What Sean Carroll is saying is that whilst OR is a useful heuristic, it should never be the final arbiter with regards to a (scientific) theory.
The idea of OR is that among competing hypotheses, the one with the fewest assumptions and equal explanatory power should be chosen, which is what "simplicity" (parsimony) means in this case, it's not a dictionary definition of the word as it is related to hypothesis testing. In this case, the "waste" would be the extra assumptions required to support "God did it". So I fail to see how it is not correct, as the dictionary definition of simplistic is a straw man of what it means within the context of hypothesis testing.
What SC is saying is that when push comes to shove, we can throw OR out of the window if needed.
We value explanatory power -> The ability of a hypothesis to explain phenomena
and parsimony -> how many assumptions a hypothesis makes, an assumption can still be complex but only when justifiable and necessary.
Let's say that we have two theories, A and B.
A explains C,D,E,F and B explains C,D,E,F.
A makes assumptions G,H,I,J and B makes assumptions G,H,I,J,K.
Parsimony would then claim that A is more likely (or the better choice). The reasoning behind this would be that A explains the same amount of phenomena as B, but entails less.
Now, let's look at theories L and M.
L explains N,O,P whilst M explains N,O,P,Q
L makes assumptions R,S,T,U whilst M makes assumptions R,S,T,U
According to explanatory power, we should pick the theory which explains more phenomena. Explanatory power would claim that M is more likely.
This quote directly shows how a misunderstanding creates such a situation in which "God did it" is the simplistic explanation
Why would "God did it" be a simpler explanation?
"God did" it entails everything we know + the auxiliary of supernaturalism. An alternative hypothesis such as naturalism only entails a closed system. Especially in the case of theism, theism is a specific instance of supernaturalism (basic set theory). Theism therefore makes more assumptions than specified naturalism, even if we assume that supernaturalism & naturalism are symmetrical from the outset.
Given all of that, a proper reading of parsimony shouldn't make "God did it" simpler.

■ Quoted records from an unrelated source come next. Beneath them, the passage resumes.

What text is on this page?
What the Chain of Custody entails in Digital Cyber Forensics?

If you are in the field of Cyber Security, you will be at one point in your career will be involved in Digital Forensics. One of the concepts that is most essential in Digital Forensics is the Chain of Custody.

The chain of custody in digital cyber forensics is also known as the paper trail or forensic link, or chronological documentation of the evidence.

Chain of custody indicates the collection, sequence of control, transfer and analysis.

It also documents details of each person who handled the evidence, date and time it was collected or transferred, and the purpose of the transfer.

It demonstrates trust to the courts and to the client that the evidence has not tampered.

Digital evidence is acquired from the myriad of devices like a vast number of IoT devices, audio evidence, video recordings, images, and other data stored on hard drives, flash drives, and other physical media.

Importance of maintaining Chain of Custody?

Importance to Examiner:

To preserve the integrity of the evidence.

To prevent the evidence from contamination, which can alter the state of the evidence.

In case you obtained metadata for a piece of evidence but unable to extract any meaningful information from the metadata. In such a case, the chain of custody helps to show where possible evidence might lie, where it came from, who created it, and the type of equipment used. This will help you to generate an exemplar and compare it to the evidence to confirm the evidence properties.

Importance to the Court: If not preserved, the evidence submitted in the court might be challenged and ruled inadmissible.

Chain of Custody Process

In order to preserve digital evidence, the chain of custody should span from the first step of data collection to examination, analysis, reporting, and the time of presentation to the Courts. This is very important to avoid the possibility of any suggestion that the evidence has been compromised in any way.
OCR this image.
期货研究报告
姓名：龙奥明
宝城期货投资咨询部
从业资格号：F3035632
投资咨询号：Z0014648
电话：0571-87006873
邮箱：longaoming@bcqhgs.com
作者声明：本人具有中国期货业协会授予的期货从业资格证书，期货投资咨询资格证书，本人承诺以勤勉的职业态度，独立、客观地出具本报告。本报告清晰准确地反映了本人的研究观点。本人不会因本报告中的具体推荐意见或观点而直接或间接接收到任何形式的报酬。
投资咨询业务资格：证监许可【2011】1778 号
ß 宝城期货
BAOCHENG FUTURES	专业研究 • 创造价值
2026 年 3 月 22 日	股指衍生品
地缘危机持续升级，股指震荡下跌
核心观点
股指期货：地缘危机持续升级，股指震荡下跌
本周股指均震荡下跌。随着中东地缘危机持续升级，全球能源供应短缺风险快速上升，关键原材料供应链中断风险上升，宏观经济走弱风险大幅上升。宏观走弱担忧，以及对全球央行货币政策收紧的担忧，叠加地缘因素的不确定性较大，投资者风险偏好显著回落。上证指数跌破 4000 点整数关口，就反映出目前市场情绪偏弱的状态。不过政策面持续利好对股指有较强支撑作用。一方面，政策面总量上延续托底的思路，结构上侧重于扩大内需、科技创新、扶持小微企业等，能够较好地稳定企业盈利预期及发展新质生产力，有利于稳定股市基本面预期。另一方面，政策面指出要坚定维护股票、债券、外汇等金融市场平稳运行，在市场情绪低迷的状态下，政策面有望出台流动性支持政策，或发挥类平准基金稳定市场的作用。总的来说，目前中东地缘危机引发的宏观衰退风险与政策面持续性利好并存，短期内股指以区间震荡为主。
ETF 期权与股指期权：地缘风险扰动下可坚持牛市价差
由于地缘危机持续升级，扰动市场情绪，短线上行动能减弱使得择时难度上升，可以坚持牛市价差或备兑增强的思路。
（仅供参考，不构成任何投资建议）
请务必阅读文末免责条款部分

OR only favours "God did it" if your interpretation of explanatory power is prior (what "God did it" purports to explain instead of what it actually explains). I disagree with this view as my interpretation of explanatory power is posterior (What "God did it" actually explains). Given the data that we have, "God did it" pretty much fails in explanatory terms.
So "God did it" does not have equal explanatory power against a competing hypothesis such as naturalism. Therefore, even if it is "simpler" (which I doubt as it entails supernaturalism), OR could not imply "God did it" over naturalism in light of relevant observations.